Simmons was one of several Detroit-area clergy who announced Sunday that they will be donating money to help Utash and his family with his medical bills. The church is in a struggling area and hasn’t yet raised money to finish basic repairs from a fire five years ago, but Simmons said it’s important for them to show they care for Utash.
In addition, Simmons told his congregation to perform what he called “random acts of kindness” every day. It can be something as little as a smile to a clerk while shopping or hugging a stranger.
“We aren’t going to be silent anymore,” Simmons said inside the small church. “We’re not accustomed to seeing kindness. … In the midst of all this anger, we’re going to lift the spirit of Christ.”
Some have made the beating of Utash into a story about race — Utash is white, his alleged assailants presumably black — but African-American pastors said it may have more to do with an anger that comes out of fear and hopelessness amid high unemployment and a changing economy.
“People are so enraged, so frustrated,” said Simmons’ wife, Betty Simmons. “There’s a despair.”
At Greater St. Matthew Baptist Church in Highland Park, Mich., the Rev. David Alexander Bullock echoed those views during his Sunday sermon. Bullock said he cited a Bible parable from John 9 where Jesus talks with his disciples about the reasons why a blind man is blind, referring to the men who attacked Utash as morally blind.
“It’s the responsibility of the faith community to engage those who are blind, in this case, a mob of young men who don’t see clearly, who flew into a rage,” said Bullock. “They’re spiritually blind.”
“We can’t stand idly by,” Bullock said. “We have to engage them.”
Bullock said his church will donate $1,000 to the Utash family to help with medical expenses.
“This is an opportunity for us to do God’s work,” Bullock said.
The Rev. Maurice Rudd, pastor of Greater Mount Tabor Church in Detroit, also raised an offering Sunday and spoke about the beating.

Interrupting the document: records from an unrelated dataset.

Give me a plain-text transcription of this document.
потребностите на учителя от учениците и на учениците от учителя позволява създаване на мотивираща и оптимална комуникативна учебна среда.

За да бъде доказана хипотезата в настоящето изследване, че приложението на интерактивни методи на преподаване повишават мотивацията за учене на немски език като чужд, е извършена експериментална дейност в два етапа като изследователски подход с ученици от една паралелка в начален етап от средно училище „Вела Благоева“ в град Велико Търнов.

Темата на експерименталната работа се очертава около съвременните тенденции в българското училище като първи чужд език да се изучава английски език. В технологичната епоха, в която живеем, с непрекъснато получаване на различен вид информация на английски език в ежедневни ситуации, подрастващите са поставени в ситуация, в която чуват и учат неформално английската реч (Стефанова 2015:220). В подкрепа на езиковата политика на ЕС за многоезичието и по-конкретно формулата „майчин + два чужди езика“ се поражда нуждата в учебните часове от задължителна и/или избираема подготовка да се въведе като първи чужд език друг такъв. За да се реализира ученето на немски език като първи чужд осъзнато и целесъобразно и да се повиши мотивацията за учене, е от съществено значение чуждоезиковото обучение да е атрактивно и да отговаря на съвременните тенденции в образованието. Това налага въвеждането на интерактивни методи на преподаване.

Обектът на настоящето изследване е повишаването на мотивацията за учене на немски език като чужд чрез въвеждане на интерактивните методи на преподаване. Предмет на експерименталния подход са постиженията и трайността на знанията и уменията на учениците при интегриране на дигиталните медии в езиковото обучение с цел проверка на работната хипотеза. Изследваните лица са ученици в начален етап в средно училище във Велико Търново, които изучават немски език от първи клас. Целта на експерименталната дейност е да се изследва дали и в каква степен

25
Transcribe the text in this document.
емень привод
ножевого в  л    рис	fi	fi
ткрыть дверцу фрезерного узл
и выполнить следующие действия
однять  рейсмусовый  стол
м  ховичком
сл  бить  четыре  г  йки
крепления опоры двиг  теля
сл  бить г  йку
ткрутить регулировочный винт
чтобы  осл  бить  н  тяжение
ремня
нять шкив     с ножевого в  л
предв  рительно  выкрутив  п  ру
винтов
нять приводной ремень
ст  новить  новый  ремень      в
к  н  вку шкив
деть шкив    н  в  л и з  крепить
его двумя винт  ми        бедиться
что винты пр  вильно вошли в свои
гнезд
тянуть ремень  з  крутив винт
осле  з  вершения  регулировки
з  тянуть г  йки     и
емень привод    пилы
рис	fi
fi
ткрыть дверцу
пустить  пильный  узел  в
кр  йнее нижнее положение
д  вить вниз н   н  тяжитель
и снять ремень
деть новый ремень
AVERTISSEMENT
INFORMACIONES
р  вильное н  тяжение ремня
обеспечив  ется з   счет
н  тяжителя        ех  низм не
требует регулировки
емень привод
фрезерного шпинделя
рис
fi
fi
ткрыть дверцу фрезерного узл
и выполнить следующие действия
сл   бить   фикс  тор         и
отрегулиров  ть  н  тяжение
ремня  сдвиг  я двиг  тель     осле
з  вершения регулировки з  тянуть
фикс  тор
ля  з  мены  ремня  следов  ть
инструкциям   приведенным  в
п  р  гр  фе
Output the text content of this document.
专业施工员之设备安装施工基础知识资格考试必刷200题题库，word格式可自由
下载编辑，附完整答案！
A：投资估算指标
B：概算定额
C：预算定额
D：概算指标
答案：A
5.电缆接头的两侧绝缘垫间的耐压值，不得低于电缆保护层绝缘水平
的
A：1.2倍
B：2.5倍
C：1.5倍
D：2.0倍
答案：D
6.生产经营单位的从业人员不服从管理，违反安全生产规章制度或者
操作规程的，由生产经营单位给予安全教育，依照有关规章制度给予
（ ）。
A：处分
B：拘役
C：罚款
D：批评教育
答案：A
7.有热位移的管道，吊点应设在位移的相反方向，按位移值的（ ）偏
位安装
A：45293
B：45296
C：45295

“We’re a predominantly black church and Mr. Utash is white, but love is universal,” said Rudd. “There are no boundaries to love. Love crosses all racial barriers, all levels of class. That’s what being a Christian is really about.”
In his sermon, Simmons talked about a changing culture that is hurting the region.
“There is something in the spirit in southeast Michigan,” he said. “The spirit of violence … has infected our people.”
Despite that, Simmons and his congregants said they and others are working in small ways to improve the mood and climate. Over the last year, they have worked to board up homes around the church in partnership with companies. And they hope to reach even the type of people who beat up Utash.
“That anger comes from fear” rooted in a lack of hope, said Charles Weems, 60, a member of Baber Memorial A.M.E. Church. “You have to look at the environment they’re in.”
“Instead of pointing fingers” at people in tough circumstances, “we’ll walk in love” and try to use kindness to help people, Weems said.